As demand increases, so does the need for funding, said Capaldi, but the chan-cellor’s budget request strikes a balance between state funding and tuition revenue. She noted that the growth in fixed costs such as contractual agreements, energy and mandated costs would be covered by the chancellor’s request for $85 million in funding from the state; the growth in new resources to invest in academic quality would come from the tuition guarantee.
However, even with the proposed changes, SUNY tuition would still remain lower than its neighboring states, allowing the SUNY system to remain competitive, Capaldi said.
Students at SUNY’s university centers, including Binghamton, currently pay $5,726 in tuition and fees. In com-parison, Rhode Island students pay $6,752; Massachusetts students pay $9,008; and students at Vermont and Pennsylvania public universities pay nearly double the rate of New York at $10,226 and $10,856 respectively.

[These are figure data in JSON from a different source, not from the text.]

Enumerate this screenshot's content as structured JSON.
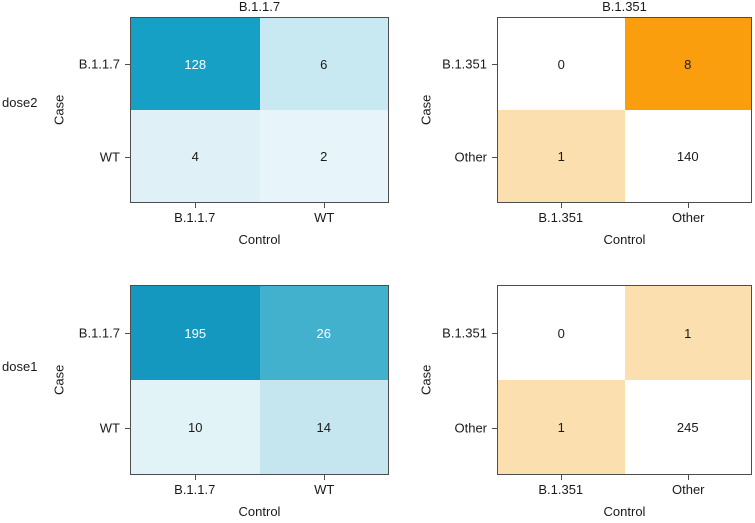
{
  "figure": {
    "background": "#FFFFFF",
    "axis_color": "#4D4D4D",
    "text_color": "#1A1A1A",
    "row_labels": [
      "dose2",
      "dose1"
    ]
  },
  "chart_data": [
    {
      "type": "heatmap",
      "row_label": "dose2",
      "title": "B.1.1.7",
      "xlabel": "Control",
      "ylabel": "Case",
      "x_categories": [
        "B.1.1.7",
        "WT"
      ],
      "y_categories": [
        "B.1.1.7",
        "WT"
      ],
      "values": [
        [
          128,
          6
        ],
        [
          4,
          2
        ]
      ],
      "cell_colors": [
        [
          "#16A0C6",
          "#C9E9F2"
        ],
        [
          "#DFF1F7",
          "#E7F5FA"
        ]
      ],
      "text_colors": [
        [
          "#FFFFFF",
          "#1A1A1A"
        ],
        [
          "#1A1A1A",
          "#1A1A1A"
        ]
      ]
    },
    {
      "type": "heatmap",
      "row_label": "dose2",
      "title": "B.1.351",
      "xlabel": "Control",
      "ylabel": "Case",
      "x_categories": [
        "B.1.351",
        "Other"
      ],
      "y_categories": [
        "B.1.351",
        "Other"
      ],
      "values": [
        [
          0,
          8
        ],
        [
          1,
          140
        ]
      ],
      "cell_colors": [
        [
          "#FFFFFF",
          "#FB9E0D"
        ],
        [
          "#FBDFAE",
          "#FFFFFF"
        ]
      ],
      "text_colors": [
        [
          "#1A1A1A",
          "#1A1A1A"
        ],
        [
          "#1A1A1A",
          "#1A1A1A"
        ]
      ]
    },
    {
      "type": "heatmap",
      "row_label": "dose1",
      "title": "",
      "xlabel": "Control",
      "ylabel": "Case",
      "x_categories": [
        "B.1.1.7",
        "WT"
      ],
      "y_categories": [
        "B.1.1.7",
        "WT"
      ],
      "values": [
        [
          195,
          26
        ],
        [
          10,
          14
        ]
      ],
      "cell_colors": [
        [
          "#1598BF",
          "#41B1CE"
        ],
        [
          "#E2F3F8",
          "#C5E6EF"
        ]
      ],
      "text_colors": [
        [
          "#FFFFFF",
          "#FFFFFF"
        ],
        [
          "#1A1A1A",
          "#1A1A1A"
        ]
      ]
    },
    {
      "type": "heatmap",
      "row_label": "dose1",
      "title": "",
      "xlabel": "Control",
      "ylabel": "Case",
      "x_categories": [
        "B.1.351",
        "Other"
      ],
      "y_categories": [
        "B.1.351",
        "Other"
      ],
      "values": [
        [
          0,
          1
        ],
        [
          1,
          245
        ]
      ],
      "cell_colors": [
        [
          "#FFFFFF",
          "#FBDFAE"
        ],
        [
          "#FBDFAE",
          "#FFFFFF"
        ]
      ],
      "text_colors": [
        [
          "#1A1A1A",
          "#1A1A1A"
        ],
        [
          "#1A1A1A",
          "#1A1A1A"
        ]
      ]
    }
  ]
}
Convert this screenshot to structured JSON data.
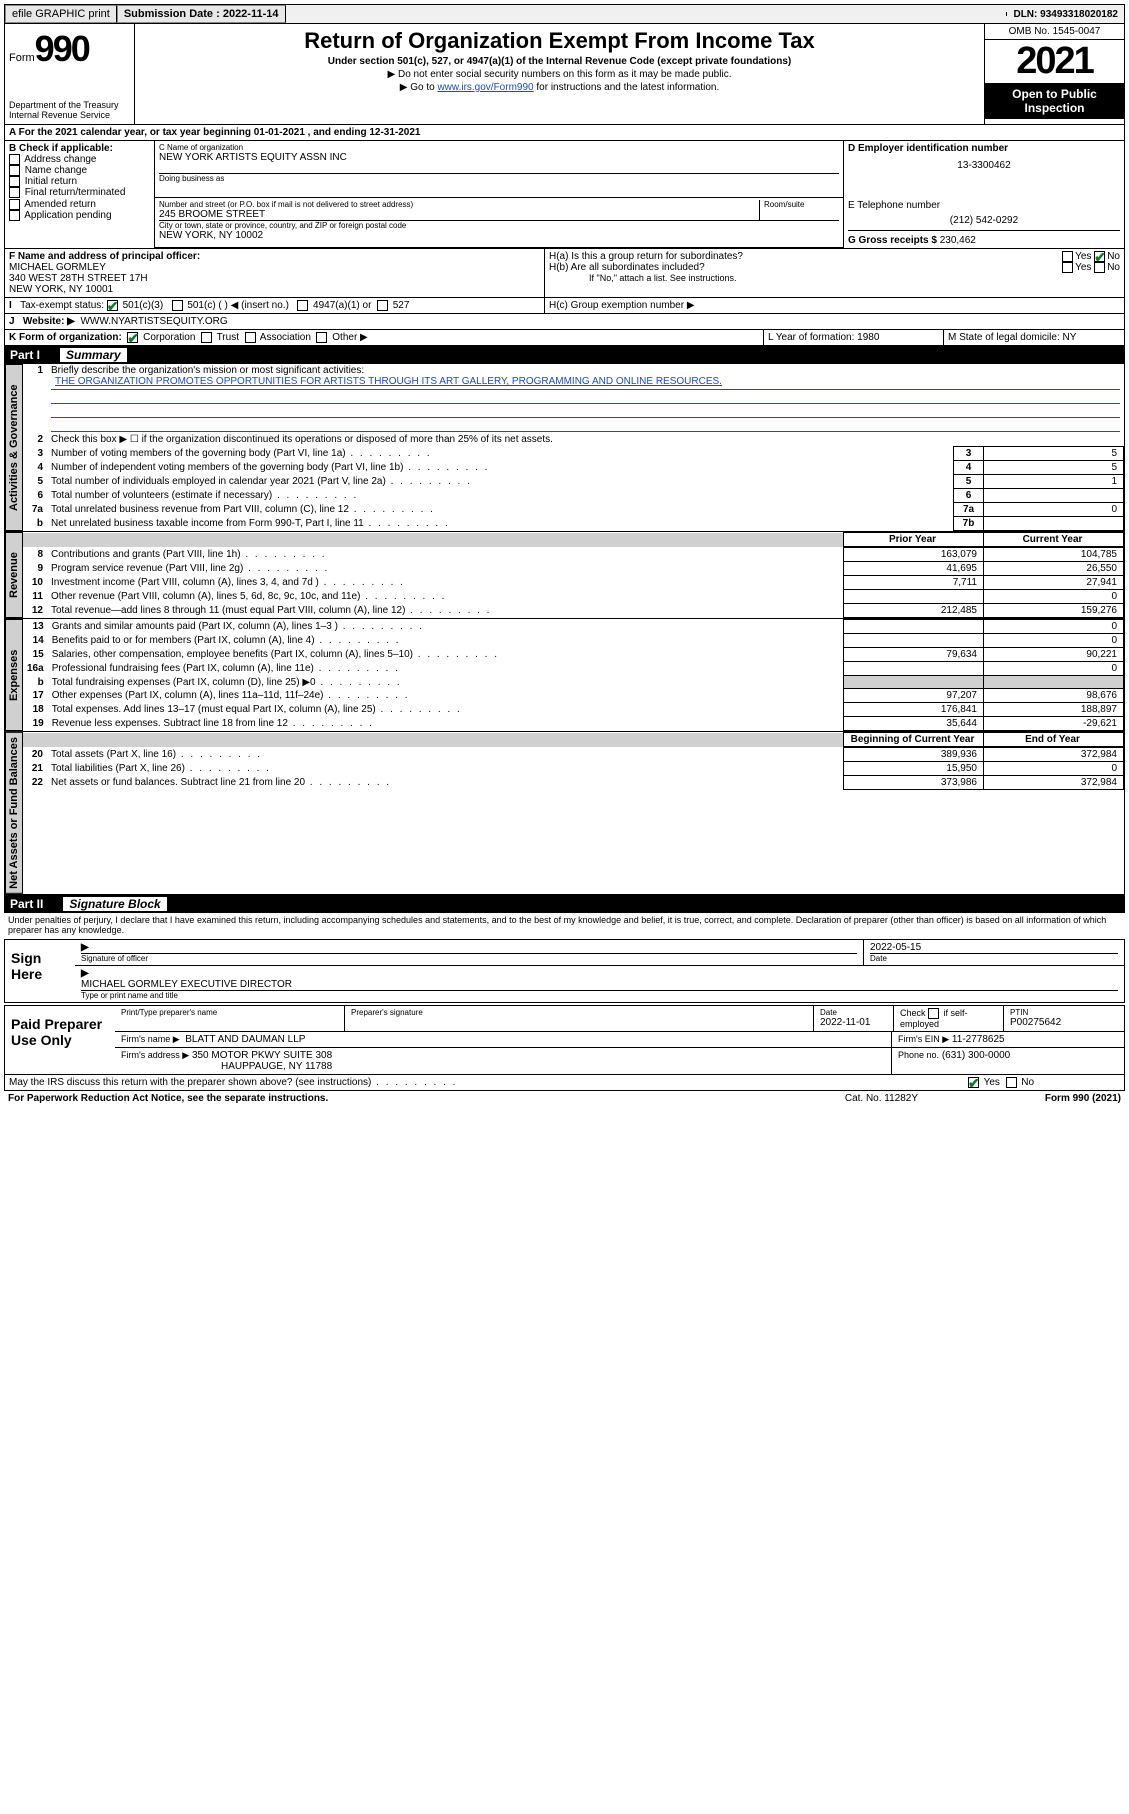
{
  "topbar": {
    "efile": "efile GRAPHIC print",
    "subdate_lbl": "Submission Date : 2022-11-14",
    "dln_lbl": "DLN: 93493318020182"
  },
  "header": {
    "form_word": "Form",
    "form_num": "990",
    "dept": "Department of the Treasury Internal Revenue Service",
    "title": "Return of Organization Exempt From Income Tax",
    "sub": "Under section 501(c), 527, or 4947(a)(1) of the Internal Revenue Code (except private foundations)",
    "note1": "▶ Do not enter social security numbers on this form as it may be made public.",
    "note2_pre": "▶ Go to ",
    "note2_link": "www.irs.gov/Form990",
    "note2_post": " for instructions and the latest information.",
    "omb": "OMB No. 1545-0047",
    "year": "2021",
    "openpub": "Open to Public Inspection"
  },
  "A": {
    "text": "For the 2021 calendar year, or tax year beginning 01-01-2021    , and ending 12-31-2021"
  },
  "B": {
    "label": "B Check if applicable:",
    "items": [
      "Address change",
      "Name change",
      "Initial return",
      "Final return/terminated",
      "Amended return",
      "Application pending"
    ]
  },
  "C": {
    "name_lbl": "C Name of organization",
    "name": "NEW YORK ARTISTS EQUITY ASSN INC",
    "dba_lbl": "Doing business as",
    "addr_lbl": "Number and street (or P.O. box if mail is not delivered to street address)",
    "room_lbl": "Room/suite",
    "addr": "245 BROOME STREET",
    "city_lbl": "City or town, state or province, country, and ZIP or foreign postal code",
    "city": "NEW YORK, NY  10002"
  },
  "D": {
    "lbl": "D Employer identification number",
    "val": "13-3300462"
  },
  "E": {
    "lbl": "E Telephone number",
    "val": "(212) 542-0292"
  },
  "G": {
    "lbl": "G Gross receipts $",
    "val": "230,462"
  },
  "F": {
    "lbl": "F Name and address of principal officer:",
    "name": "MICHAEL GORMLEY",
    "addr1": "340 WEST 28TH STREET 17H",
    "addr2": "NEW YORK, NY  10001"
  },
  "H": {
    "a": "H(a)  Is this a group return for subordinates?",
    "b": "H(b)  Are all subordinates included?",
    "b_note": "If \"No,\" attach a list. See instructions.",
    "c": "H(c)  Group exemption number ▶",
    "yes": "Yes",
    "no": "No"
  },
  "I": {
    "lbl": "Tax-exempt status:",
    "opts": [
      "501(c)(3)",
      "501(c) (  ) ◀ (insert no.)",
      "4947(a)(1) or",
      "527"
    ]
  },
  "J": {
    "lbl": "Website: ▶",
    "val": "WWW.NYARTISTSEQUITY.ORG"
  },
  "K": {
    "lbl": "K Form of organization:",
    "opts": [
      "Corporation",
      "Trust",
      "Association",
      "Other ▶"
    ]
  },
  "L": {
    "lbl": "L Year of formation: 1980"
  },
  "M": {
    "lbl": "M State of legal domicile: NY"
  },
  "part1": {
    "label": "Part I",
    "title": "Summary"
  },
  "mission": {
    "q": "Briefly describe the organization's mission or most significant activities:",
    "text": "THE ORGANIZATION PROMOTES OPPORTUNITIES FOR ARTISTS THROUGH ITS ART GALLERY, PROGRAMMING AND ONLINE RESOURCES."
  },
  "line2": "Check this box ▶ ☐  if the organization discontinued its operations or disposed of more than 25% of its net assets.",
  "gov_lines": [
    {
      "n": "3",
      "t": "Number of voting members of the governing body (Part VI, line 1a)",
      "b": "3",
      "v": "5"
    },
    {
      "n": "4",
      "t": "Number of independent voting members of the governing body (Part VI, line 1b)",
      "b": "4",
      "v": "5"
    },
    {
      "n": "5",
      "t": "Total number of individuals employed in calendar year 2021 (Part V, line 2a)",
      "b": "5",
      "v": "1"
    },
    {
      "n": "6",
      "t": "Total number of volunteers (estimate if necessary)",
      "b": "6",
      "v": ""
    },
    {
      "n": "7a",
      "t": "Total unrelated business revenue from Part VIII, column (C), line 12",
      "b": "7a",
      "v": "0"
    },
    {
      "n": "b",
      "t": "Net unrelated business taxable income from Form 990-T, Part I, line 11",
      "b": "7b",
      "v": ""
    }
  ],
  "cols": {
    "prior": "Prior Year",
    "current": "Current Year"
  },
  "rev_lines": [
    {
      "n": "8",
      "t": "Contributions and grants (Part VIII, line 1h)",
      "p": "163,079",
      "c": "104,785"
    },
    {
      "n": "9",
      "t": "Program service revenue (Part VIII, line 2g)",
      "p": "41,695",
      "c": "26,550"
    },
    {
      "n": "10",
      "t": "Investment income (Part VIII, column (A), lines 3, 4, and 7d )",
      "p": "7,711",
      "c": "27,941"
    },
    {
      "n": "11",
      "t": "Other revenue (Part VIII, column (A), lines 5, 6d, 8c, 9c, 10c, and 11e)",
      "p": "",
      "c": "0"
    },
    {
      "n": "12",
      "t": "Total revenue—add lines 8 through 11 (must equal Part VIII, column (A), line 12)",
      "p": "212,485",
      "c": "159,276"
    }
  ],
  "exp_lines": [
    {
      "n": "13",
      "t": "Grants and similar amounts paid (Part IX, column (A), lines 1–3 )",
      "p": "",
      "c": "0"
    },
    {
      "n": "14",
      "t": "Benefits paid to or for members (Part IX, column (A), line 4)",
      "p": "",
      "c": "0"
    },
    {
      "n": "15",
      "t": "Salaries, other compensation, employee benefits (Part IX, column (A), lines 5–10)",
      "p": "79,634",
      "c": "90,221"
    },
    {
      "n": "16a",
      "t": "Professional fundraising fees (Part IX, column (A), line 11e)",
      "p": "",
      "c": "0"
    },
    {
      "n": "b",
      "t": "Total fundraising expenses (Part IX, column (D), line 25) ▶0",
      "p": "grey",
      "c": "grey"
    },
    {
      "n": "17",
      "t": "Other expenses (Part IX, column (A), lines 11a–11d, 11f–24e)",
      "p": "97,207",
      "c": "98,676"
    },
    {
      "n": "18",
      "t": "Total expenses. Add lines 13–17 (must equal Part IX, column (A), line 25)",
      "p": "176,841",
      "c": "188,897"
    },
    {
      "n": "19",
      "t": "Revenue less expenses. Subtract line 18 from line 12",
      "p": "35,644",
      "c": "-29,621"
    }
  ],
  "na_cols": {
    "beg": "Beginning of Current Year",
    "end": "End of Year"
  },
  "na_lines": [
    {
      "n": "20",
      "t": "Total assets (Part X, line 16)",
      "p": "389,936",
      "c": "372,984"
    },
    {
      "n": "21",
      "t": "Total liabilities (Part X, line 26)",
      "p": "15,950",
      "c": "0"
    },
    {
      "n": "22",
      "t": "Net assets or fund balances. Subtract line 21 from line 20",
      "p": "373,986",
      "c": "372,984"
    }
  ],
  "part2": {
    "label": "Part II",
    "title": "Signature Block"
  },
  "penalty": "Under penalties of perjury, I declare that I have examined this return, including accompanying schedules and statements, and to the best of my knowledge and belief, it is true, correct, and complete. Declaration of preparer (other than officer) is based on all information of which preparer has any knowledge.",
  "sign": {
    "here": "Sign Here",
    "sig_lbl": "Signature of officer",
    "date": "2022-05-15",
    "date_lbl": "Date",
    "name": "MICHAEL GORMLEY  EXECUTIVE DIRECTOR",
    "name_lbl": "Type or print name and title"
  },
  "paid": {
    "title": "Paid Preparer Use Only",
    "h1": "Print/Type preparer's name",
    "h2": "Preparer's signature",
    "h3": "Date",
    "date": "2022-11-01",
    "h4_pre": "Check",
    "h4_post": "if self-employed",
    "h5": "PTIN",
    "ptin": "P00275642",
    "firm_lbl": "Firm's name     ▶",
    "firm": "BLATT AND DAUMAN LLP",
    "ein_lbl": "Firm's EIN ▶",
    "ein": "11-2778625",
    "addr_lbl": "Firm's address ▶",
    "addr1": "350 MOTOR PKWY SUITE 308",
    "addr2": "HAUPPAUGE, NY  11788",
    "phone_lbl": "Phone no.",
    "phone": "(631) 300-0000"
  },
  "discuss": "May the IRS discuss this return with the preparer shown above? (see instructions)",
  "footer": {
    "left": "For Paperwork Reduction Act Notice, see the separate instructions.",
    "mid": "Cat. No. 11282Y",
    "right": "Form 990 (2021)"
  },
  "tabs": {
    "gov": "Activities & Governance",
    "rev": "Revenue",
    "exp": "Expenses",
    "na": "Net Assets or Fund Balances"
  }
}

In addition to tuition increases, SUNY also needs to continue to pursue funding from additional sources, including sponsored research dollars, Capaldi said. Since 1995, the amount of external funding received for research has climbed 85 percent system-wide, from $461.3 million to $854.2 million.
“To be as good as we want to be we have to generate funds,” she said. “Sponsored research is part of that. I think we have to raise our sights and understand that is how we’re going to function in the future.”
It also means institutions will have to take different approaches to moving research from the labs to the marketplace.
“We have terrific research,” she said. “We produce patents, but we don’t take the final step and create companies that get them into the market. We have to get help from the business com-munities to make sure that if there’s a really good idea, somebody helps get it into the market.”